Medical Mobility Improves Patient Care

By William Atkinson

Emory Healthcare, the largest and most comprehensive healthcare system in Georgia, has 10,000 employees located in more than 20 healthcare centers across the state.

Its clinicians are constantly traveling from patient to patient, so increasing their mobility and data and application availability is important. Based in Atlanta, Emory wanted to provide remote desktop services to enable this employee mobility, deliver remote and secure access via multiple devices, and reduce its desktop administrative costs. To this end, Emory is virtualizing its desktops in order to enable doctors and nurses to be more mobile while offering guaranteed access to critical systems for patient care on an anywhere and anytime basis.

A Virtual Journey
The centralization and virtualization of the desktop requires Emory’s data center infrastructure to be reliable and resilient, yet still manageable, flexible and agile. To meet this diverse set of requirements, Emory partnered with Egenera, Inc., which provides converged fabrics and infrastructure automation software, and with Fujitsu, which provides information and communication technology-based business solutions, including blade servers.

Emory is leveraging Egenera’s PAN Manager software on Fujitsu PRIMERGY BX900 blade systems to manage up to 25,000 individual virtual desktop images. It expects to have 4,000 to 5,000 concurrent yet constantly rotating users, all with a single system administrator, in early 2013.

“We have been on the virtualization journey since 2002,” says Dee Cantrell, RN, BSN, and CIO of Emory Healthcare. “Our first deployment occurred in congruence with the implementation of our electronic medical records. In this way, clinicians could begin to access patient information securely from any device, anywhere and anytime.”

In rolling out the virtualization technology, Emory used several strategies to win over its new users. “People seek different forums for internalizing information,” Cantrell explains.

One strategy was implementing an early adopter approach. “When we roll something out, we usually partner with one or two areas in the organization to be early adopters,” says Cantrell. “They get a bit more focused attention that way.
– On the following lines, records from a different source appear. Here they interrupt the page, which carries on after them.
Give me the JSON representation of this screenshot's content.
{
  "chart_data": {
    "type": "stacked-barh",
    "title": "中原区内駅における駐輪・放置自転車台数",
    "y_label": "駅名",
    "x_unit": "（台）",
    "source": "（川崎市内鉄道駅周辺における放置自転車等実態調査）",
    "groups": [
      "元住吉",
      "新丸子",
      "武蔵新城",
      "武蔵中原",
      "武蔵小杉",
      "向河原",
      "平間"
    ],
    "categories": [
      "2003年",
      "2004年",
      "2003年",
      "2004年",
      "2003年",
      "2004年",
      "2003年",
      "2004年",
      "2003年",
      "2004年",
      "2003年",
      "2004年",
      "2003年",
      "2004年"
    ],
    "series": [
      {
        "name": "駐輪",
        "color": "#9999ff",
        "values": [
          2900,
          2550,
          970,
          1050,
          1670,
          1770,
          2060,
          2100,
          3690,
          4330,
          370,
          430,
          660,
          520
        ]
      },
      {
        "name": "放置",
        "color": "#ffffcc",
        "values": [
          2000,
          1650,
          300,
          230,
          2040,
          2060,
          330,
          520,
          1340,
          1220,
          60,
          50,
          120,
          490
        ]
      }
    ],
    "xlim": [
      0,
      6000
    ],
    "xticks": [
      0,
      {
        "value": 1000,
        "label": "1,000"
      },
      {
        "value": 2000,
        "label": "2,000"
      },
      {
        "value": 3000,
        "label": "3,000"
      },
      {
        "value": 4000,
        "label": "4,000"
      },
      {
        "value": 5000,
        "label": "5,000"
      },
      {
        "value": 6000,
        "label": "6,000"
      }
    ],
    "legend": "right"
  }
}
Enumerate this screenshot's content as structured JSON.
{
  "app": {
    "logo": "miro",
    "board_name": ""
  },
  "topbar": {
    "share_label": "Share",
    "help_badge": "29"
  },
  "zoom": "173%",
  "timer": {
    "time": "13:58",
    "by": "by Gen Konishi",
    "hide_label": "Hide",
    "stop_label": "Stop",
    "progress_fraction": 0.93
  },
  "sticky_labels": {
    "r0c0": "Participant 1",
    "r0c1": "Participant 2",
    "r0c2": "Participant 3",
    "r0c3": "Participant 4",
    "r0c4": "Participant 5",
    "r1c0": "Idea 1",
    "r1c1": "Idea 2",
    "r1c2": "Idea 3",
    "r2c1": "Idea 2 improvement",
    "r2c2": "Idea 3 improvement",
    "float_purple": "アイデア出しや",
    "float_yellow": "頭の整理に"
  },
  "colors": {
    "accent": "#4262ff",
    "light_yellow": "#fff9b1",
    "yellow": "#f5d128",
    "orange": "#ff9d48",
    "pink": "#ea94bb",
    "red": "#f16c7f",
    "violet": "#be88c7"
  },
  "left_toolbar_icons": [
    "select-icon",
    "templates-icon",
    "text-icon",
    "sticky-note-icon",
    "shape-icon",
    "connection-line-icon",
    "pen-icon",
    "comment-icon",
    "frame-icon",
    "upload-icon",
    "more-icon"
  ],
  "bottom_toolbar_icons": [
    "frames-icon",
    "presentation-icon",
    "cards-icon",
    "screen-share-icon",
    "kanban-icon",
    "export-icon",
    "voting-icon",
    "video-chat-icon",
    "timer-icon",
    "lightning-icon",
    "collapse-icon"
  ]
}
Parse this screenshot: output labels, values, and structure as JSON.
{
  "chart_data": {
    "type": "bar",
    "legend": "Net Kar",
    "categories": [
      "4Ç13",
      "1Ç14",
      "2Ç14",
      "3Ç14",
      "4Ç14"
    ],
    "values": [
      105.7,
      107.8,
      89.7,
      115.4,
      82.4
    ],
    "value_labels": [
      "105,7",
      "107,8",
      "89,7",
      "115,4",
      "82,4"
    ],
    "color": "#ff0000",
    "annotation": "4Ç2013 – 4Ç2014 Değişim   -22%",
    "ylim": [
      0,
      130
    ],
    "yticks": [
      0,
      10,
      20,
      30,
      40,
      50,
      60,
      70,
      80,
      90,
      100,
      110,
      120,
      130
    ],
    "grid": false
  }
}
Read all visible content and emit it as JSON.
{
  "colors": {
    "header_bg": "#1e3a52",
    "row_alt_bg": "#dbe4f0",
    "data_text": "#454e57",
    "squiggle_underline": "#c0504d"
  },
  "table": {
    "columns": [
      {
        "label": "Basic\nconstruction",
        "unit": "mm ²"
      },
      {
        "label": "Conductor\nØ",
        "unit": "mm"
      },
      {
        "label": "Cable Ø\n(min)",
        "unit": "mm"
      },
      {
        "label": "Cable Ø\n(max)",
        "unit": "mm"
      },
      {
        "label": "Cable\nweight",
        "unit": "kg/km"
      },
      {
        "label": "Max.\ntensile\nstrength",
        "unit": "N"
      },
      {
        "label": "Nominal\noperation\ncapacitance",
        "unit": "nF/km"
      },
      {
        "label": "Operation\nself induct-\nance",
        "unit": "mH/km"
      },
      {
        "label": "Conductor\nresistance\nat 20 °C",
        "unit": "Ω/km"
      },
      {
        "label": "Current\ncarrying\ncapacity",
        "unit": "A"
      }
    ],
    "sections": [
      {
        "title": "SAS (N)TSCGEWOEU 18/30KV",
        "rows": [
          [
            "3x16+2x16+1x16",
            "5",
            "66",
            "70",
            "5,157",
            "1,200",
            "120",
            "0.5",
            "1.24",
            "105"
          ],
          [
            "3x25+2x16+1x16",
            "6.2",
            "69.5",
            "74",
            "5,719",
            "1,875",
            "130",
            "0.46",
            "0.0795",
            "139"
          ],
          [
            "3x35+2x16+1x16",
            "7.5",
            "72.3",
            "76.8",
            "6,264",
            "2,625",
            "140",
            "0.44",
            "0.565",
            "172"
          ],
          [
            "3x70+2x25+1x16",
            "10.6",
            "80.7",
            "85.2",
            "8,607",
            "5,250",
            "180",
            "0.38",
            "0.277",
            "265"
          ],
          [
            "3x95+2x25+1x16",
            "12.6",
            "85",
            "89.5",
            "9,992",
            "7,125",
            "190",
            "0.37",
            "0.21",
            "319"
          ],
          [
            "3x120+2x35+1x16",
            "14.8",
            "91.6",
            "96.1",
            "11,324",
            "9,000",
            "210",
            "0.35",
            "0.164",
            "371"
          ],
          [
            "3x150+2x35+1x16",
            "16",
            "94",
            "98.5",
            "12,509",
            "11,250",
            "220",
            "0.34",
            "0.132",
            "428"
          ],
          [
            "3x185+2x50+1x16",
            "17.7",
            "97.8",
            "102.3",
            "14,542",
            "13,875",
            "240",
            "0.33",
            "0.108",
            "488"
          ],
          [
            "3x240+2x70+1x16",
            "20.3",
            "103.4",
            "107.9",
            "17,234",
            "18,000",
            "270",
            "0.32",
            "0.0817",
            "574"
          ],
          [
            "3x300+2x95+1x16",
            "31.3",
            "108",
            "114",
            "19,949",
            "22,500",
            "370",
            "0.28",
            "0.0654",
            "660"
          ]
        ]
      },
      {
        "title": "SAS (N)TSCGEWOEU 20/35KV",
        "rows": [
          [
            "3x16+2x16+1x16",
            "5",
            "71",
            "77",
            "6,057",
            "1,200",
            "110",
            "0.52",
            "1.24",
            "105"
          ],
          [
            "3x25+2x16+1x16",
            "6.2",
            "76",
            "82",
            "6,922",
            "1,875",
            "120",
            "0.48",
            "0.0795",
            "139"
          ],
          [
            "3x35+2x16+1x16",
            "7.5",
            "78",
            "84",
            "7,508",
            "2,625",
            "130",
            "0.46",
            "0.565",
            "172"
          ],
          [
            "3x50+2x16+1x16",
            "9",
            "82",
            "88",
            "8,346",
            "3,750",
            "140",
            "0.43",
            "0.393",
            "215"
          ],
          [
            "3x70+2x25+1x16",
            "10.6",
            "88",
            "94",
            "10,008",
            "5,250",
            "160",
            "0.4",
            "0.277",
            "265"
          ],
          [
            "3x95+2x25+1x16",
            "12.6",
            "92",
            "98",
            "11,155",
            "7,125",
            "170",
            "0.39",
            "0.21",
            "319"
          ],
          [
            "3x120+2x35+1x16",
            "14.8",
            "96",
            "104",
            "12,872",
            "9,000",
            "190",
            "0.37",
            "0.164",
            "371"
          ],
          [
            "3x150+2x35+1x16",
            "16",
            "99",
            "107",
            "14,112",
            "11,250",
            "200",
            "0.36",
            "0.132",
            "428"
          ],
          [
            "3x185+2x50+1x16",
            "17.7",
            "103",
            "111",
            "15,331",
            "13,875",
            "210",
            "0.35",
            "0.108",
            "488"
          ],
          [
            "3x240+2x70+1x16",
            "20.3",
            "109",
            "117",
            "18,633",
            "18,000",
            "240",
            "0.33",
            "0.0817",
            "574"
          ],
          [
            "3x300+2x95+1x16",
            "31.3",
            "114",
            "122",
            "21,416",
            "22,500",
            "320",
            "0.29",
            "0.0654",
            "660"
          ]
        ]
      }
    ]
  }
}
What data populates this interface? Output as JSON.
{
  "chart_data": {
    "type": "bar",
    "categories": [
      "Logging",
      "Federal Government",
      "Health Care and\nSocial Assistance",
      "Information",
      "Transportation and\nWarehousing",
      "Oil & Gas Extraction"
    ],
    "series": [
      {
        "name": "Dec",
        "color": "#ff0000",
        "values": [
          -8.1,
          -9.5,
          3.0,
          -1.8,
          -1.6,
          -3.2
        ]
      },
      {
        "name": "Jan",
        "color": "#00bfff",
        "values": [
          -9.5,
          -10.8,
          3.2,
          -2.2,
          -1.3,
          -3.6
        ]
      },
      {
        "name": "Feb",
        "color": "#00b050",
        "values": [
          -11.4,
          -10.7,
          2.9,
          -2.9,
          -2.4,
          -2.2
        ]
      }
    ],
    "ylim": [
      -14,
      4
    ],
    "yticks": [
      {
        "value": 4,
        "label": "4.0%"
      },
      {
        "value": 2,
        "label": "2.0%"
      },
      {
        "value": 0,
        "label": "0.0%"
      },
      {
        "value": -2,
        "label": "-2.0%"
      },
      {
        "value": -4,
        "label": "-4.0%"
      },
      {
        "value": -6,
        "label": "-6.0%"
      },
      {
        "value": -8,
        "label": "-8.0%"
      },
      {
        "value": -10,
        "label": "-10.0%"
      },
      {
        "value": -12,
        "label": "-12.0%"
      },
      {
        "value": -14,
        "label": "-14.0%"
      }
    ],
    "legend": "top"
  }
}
They use the technology and then provide us with feedback, which allows us to enhance and refine it before we roll it out to everyone.”

Another strategy was to conduct road shows, such as presentations and real-time demos with some of the devices at leadership meetings and faculty-staff meetings, as well as to any group or committee that would let Cantrell’s group present to them. “We eventually ended up getting to every department at Emory Healthcare,” she says.

The team also communicated via email. “As part of this, we did some unique things, such as send out a ‘Tip of the Month’ related to virtualized desktops, with a focus on playing up some of the mobility features,” Cantrell says.

According to Cantrell, the technology has been well received in terms of usability, access, and security. “Change is always difficult,” she admits. “As such, initial reactions included some of the typical responses you get to any new technology: How do I do this? Why does this do this that way?” However, within 30 days, she adds, users couldn’t live without the virtualized desktops.